Nihayetinde Marx, dinden politik özgürleşmenin sivil toplum alanında dini yok etmeyeceğini, aksine yeni alanlar açabileceğini vurgulayarak Bauer’i alt ediyor. Yahudi sorununa Bauer gibi değil, daha ileri bir yaşam çerçevesi içinde ama aynı zamanda dönemsel koşulları da gözeterek bakıyor:
“Demek ki, biz Yahudilere Bauer gibi şöyle seslenmiyoruz: ‘Yahudilikten radikal olarak özgürleşmedikçe, politik bakımdan özgürleşemezsiniz.’ Biz onlara asıl şunu söylüyoruz: Yahudilikten tam ve çelişkisizce vazgeçmeden de politik bakımdan özgürleşebileceğiniz içindir ki politik özgürleşmenin kendisi insani özgürleşme değildir.” (K. Marx, age, s. 26)

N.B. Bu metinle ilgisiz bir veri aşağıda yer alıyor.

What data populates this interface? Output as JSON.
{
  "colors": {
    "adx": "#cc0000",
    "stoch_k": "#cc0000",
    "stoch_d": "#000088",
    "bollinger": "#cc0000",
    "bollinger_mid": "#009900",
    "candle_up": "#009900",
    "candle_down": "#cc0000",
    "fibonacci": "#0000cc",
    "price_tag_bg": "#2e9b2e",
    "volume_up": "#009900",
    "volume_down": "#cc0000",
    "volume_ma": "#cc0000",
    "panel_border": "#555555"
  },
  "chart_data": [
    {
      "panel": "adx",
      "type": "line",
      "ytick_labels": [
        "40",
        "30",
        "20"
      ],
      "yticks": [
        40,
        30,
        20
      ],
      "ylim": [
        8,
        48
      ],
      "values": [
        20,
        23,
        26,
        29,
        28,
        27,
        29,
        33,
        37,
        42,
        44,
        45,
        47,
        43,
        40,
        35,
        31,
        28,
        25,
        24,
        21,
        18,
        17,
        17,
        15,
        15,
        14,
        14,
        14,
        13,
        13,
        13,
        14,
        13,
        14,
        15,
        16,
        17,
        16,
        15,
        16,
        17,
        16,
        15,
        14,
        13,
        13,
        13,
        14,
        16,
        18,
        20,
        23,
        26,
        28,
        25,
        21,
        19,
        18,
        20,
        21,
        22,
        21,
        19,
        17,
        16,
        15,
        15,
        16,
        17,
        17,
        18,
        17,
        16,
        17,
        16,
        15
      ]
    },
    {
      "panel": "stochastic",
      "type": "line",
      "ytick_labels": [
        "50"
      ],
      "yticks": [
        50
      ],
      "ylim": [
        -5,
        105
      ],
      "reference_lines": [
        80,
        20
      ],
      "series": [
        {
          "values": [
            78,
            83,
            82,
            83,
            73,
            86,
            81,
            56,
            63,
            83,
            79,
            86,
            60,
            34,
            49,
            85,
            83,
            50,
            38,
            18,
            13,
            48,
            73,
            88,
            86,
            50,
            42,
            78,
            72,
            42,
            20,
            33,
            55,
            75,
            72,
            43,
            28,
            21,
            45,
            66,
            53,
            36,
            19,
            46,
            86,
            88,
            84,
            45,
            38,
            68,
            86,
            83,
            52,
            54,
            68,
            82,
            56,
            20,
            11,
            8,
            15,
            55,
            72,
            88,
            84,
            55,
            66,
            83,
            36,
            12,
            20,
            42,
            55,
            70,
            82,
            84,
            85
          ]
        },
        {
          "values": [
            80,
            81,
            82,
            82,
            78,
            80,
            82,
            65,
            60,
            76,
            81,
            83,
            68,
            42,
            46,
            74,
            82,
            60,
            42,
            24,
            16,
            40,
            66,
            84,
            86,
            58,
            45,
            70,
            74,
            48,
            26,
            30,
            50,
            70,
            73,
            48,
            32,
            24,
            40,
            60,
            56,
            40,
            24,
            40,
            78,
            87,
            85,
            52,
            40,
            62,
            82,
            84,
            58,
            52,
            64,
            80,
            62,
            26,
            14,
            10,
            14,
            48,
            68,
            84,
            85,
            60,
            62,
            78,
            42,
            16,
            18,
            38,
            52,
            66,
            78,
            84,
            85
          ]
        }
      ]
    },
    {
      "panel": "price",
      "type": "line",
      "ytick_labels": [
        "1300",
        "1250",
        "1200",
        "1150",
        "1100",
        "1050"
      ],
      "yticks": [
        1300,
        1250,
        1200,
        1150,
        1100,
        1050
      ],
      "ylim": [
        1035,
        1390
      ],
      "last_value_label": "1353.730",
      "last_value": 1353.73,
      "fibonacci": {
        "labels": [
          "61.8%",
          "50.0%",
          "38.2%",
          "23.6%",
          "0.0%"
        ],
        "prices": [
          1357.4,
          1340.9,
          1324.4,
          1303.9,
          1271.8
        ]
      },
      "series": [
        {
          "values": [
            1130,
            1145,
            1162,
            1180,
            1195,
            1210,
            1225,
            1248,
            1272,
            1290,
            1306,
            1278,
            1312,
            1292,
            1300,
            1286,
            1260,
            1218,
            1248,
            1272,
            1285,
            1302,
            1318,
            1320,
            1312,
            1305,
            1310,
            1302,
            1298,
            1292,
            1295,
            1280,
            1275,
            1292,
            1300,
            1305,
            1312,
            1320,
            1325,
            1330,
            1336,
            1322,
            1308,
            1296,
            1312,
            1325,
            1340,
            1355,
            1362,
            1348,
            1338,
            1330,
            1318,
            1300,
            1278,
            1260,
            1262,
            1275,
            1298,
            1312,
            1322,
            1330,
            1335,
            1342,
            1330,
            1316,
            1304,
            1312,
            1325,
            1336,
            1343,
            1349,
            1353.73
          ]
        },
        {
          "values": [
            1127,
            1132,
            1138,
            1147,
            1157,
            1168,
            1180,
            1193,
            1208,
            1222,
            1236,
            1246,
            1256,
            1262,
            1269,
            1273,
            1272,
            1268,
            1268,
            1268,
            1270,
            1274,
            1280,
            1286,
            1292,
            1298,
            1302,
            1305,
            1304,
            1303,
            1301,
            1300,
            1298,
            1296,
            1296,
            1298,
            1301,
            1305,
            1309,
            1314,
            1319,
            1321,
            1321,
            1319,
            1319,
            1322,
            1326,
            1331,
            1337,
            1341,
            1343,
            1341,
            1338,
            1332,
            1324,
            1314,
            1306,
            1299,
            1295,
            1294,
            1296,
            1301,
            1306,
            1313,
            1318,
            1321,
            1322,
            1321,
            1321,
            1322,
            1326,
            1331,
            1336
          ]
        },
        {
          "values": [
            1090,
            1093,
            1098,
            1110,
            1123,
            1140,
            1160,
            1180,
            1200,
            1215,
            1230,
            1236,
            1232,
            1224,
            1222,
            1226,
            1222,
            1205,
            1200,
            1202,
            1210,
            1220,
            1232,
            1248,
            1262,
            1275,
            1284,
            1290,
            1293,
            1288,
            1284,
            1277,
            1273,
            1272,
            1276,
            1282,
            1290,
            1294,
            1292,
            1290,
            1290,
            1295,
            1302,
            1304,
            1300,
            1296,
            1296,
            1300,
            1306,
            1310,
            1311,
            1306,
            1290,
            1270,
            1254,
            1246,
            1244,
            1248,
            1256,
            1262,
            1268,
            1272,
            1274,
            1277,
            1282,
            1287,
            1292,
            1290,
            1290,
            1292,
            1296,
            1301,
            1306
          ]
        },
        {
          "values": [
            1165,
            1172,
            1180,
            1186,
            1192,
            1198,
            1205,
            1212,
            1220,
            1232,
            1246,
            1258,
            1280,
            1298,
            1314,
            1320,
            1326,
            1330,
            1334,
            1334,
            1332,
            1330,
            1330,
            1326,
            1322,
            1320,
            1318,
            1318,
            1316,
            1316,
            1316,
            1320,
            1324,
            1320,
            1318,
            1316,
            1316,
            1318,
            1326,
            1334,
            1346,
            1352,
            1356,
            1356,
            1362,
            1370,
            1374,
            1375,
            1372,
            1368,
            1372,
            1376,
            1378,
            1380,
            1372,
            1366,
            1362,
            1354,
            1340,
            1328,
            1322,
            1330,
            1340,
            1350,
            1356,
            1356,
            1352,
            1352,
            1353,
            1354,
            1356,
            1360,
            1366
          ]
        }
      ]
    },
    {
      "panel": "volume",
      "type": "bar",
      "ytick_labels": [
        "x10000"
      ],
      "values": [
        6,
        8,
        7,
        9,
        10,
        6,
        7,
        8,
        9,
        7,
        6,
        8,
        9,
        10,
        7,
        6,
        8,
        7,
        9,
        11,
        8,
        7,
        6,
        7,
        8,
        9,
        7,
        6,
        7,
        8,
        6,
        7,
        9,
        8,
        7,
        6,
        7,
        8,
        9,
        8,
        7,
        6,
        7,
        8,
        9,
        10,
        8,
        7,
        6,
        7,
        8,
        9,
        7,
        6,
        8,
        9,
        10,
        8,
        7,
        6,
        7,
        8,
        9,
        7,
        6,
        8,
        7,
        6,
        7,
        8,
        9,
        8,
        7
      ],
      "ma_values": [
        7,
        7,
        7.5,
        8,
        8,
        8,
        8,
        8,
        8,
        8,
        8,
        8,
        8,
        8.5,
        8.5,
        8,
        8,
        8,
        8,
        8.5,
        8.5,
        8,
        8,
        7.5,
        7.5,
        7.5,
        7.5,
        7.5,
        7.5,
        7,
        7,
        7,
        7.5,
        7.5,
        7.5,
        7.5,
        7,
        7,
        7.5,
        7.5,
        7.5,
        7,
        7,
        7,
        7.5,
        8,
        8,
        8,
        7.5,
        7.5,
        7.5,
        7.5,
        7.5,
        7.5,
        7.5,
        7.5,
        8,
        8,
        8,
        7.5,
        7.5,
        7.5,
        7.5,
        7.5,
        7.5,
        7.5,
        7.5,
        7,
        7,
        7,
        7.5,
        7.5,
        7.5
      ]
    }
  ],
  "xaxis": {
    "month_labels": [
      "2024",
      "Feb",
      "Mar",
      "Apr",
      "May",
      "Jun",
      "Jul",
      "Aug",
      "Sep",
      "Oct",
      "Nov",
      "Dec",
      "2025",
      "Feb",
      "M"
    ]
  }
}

Marx’a Yönelik Tutarsız Eleştiriler
Marx’ın Yahudi Sorunu üzerine yazdıkları çerçevesinde ona kimi eleştiriler yöneltilmiştir. Bu eleştirilerin saldırı amacıyla yapıldığını ve tutarlılığı olmadığını söylemeliyiz. Bunu göstermek üzere temel eleştiriye bir odaklanacağız: “Marx antisemitik bir tutum içindedir.”
Bahse konu olan eleştiri, Marx’ın eserindeki şu cümlelerden ileri geliyor:
“Nedir Yahudiliğin dünyasal temeli? Pratik gereksinim, özel çıkar. Nedir Yahudi’nin bu dünyalık dini? Bezirganlık. Bu dünyalık tanrısı? Para. Pekâlâ! Bezirgânlıktan ve paradan, bunun sonucu olarak pratik, gerçek Yahudilikten özgürleşme, zamanımızın özgürleşmesi olabilirdi.” (K. Marx, age, s. 39)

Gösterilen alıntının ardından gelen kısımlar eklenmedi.